Cure for Overfishing? Fewer Fishing Boats …
There is a growing school of thought among ocean experts around the globe, which believes that one way to slow overfishing is to eliminate fishing boats.
Not with dynamite (as occasionally happens among competitive lobstermen off the coast of Maine), but with legislation. Or, as they have done with success in Scotland, a lottery.
In Massachusetts, thanks to recent changes in fishing rules legislated with the encouragement of NOAA – creating so-called “share catches,” where the seas are governed by a kind of co-op system rather than the previous “every fisherman for himself” approach – both fishermen’s groups and Governor Deval Patrick have suggested that the federal government start buying up fishing boats.
A series of summertime letters from Patrick to U.S. Commerce Secretary Gary Locke argued such buybacks are necessary to keep local fisheries healthy. Locke responded favorably to the suggestion, writing Patrick “NOAA is ready to assist in designing a buyback program to help address the economic impacts of ending overfishing in this fishery.”
Now would obviously be a good time, with fish stocks around the world depleted by 90 to 95 percent during the past 100 years.
Boat buybacks to reduce pressure on fisheries is not a completely novel approach. A decade ago the Scottish government drew commercial fishing licenses out of a hat; if yours was picked, you were forced to not only give up your license but to take your boat directly to the scrap yard where it would be disassembled piece-by-piece, to insure its fishing days were over.
Many of those fishermen were already in hock, due to over-spending on new boats and the reality that there were not enough fish to go around among an overgrown fleet, thus were happy to have their boats – and debts – taken over by the federal government. Of course some multi-generational fishing families were not as pleased by the somewhat random approach.
If boat buybacks ever come to pass in the U.S. there will be protests about the government stepping in, like this early response from one Massachusetts resident: “The government shouldn’t act as a charity for fishermen. It’s a waste of tax dollars to buy boats and scrap them.”
Of course in many countries tax dollars already flow to fishermen via subsidies. Buybacks could be a way for government to get out of the fishing business once and for all.

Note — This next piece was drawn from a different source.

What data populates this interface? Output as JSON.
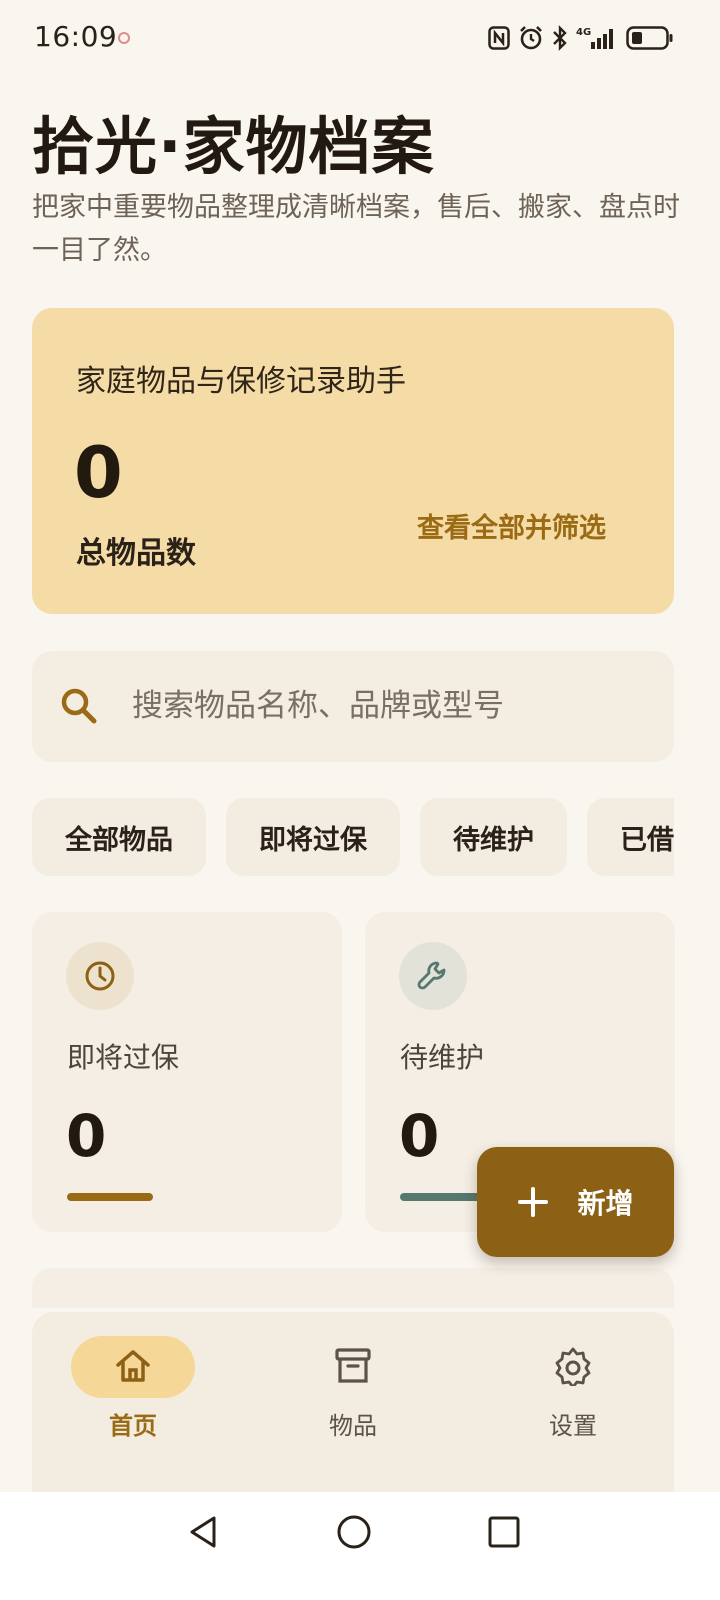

In the EU, which boasts the third largest fishing fleet in the world (behind China and Peru), subsidies were introduced in the 1970s to help grow the fishing business by helping fishermen invest in bigger, more efficient fleets. Between 2000-2006, EU government’s put about $6 billion into the fishing industry; as fleets grew and fishing stocks diminished, the problem became too much efficiency.
In 2007 a review of the subsidy policy was recommended, requesting a “major” overhaul by 2012.
Last month, citing a specific threat – the overfishing of bluefin tuna – the World Wildlife Fund recommended scrapping the EU’s commercial tuna fleet altogether. The suggestion came after the tuna fleet, with an already reduced season that was to last just one month, from May 15 to June 15, met its entire annual quota in less than one week.
The WWF claimed the quick Mediterranean catch was “further proof that these boats are simply not appropriate for this fishery and that the whole operation is entirely unsustainable – not to mention economically unviable.”
While some in the federal and state governments in the U.S., and even the fishing industry, are keen on some kind of buyback program here, they are stymied by one small hitch: No money.
Despite Gov. Patrick’s long-standing friendship with President Obama, Secretary Locke made it clear that while he, and NOAA, were “interested in exploring” the creation of a buyback program, there was no currently no funding from government, industry or any other source.
A year ago, when the economic stimulus package was being hotly fought over, the Northeast Seafood Coalition proposed an earmark that would have included a $100 million buyback program, but it didn’t make the cut.
In this era of “jobs jobs jobs,” boat buybacks are an interesting economic angle, making sound environmental and economic sense, while essentially asking the government not to create jobs but eliminate them.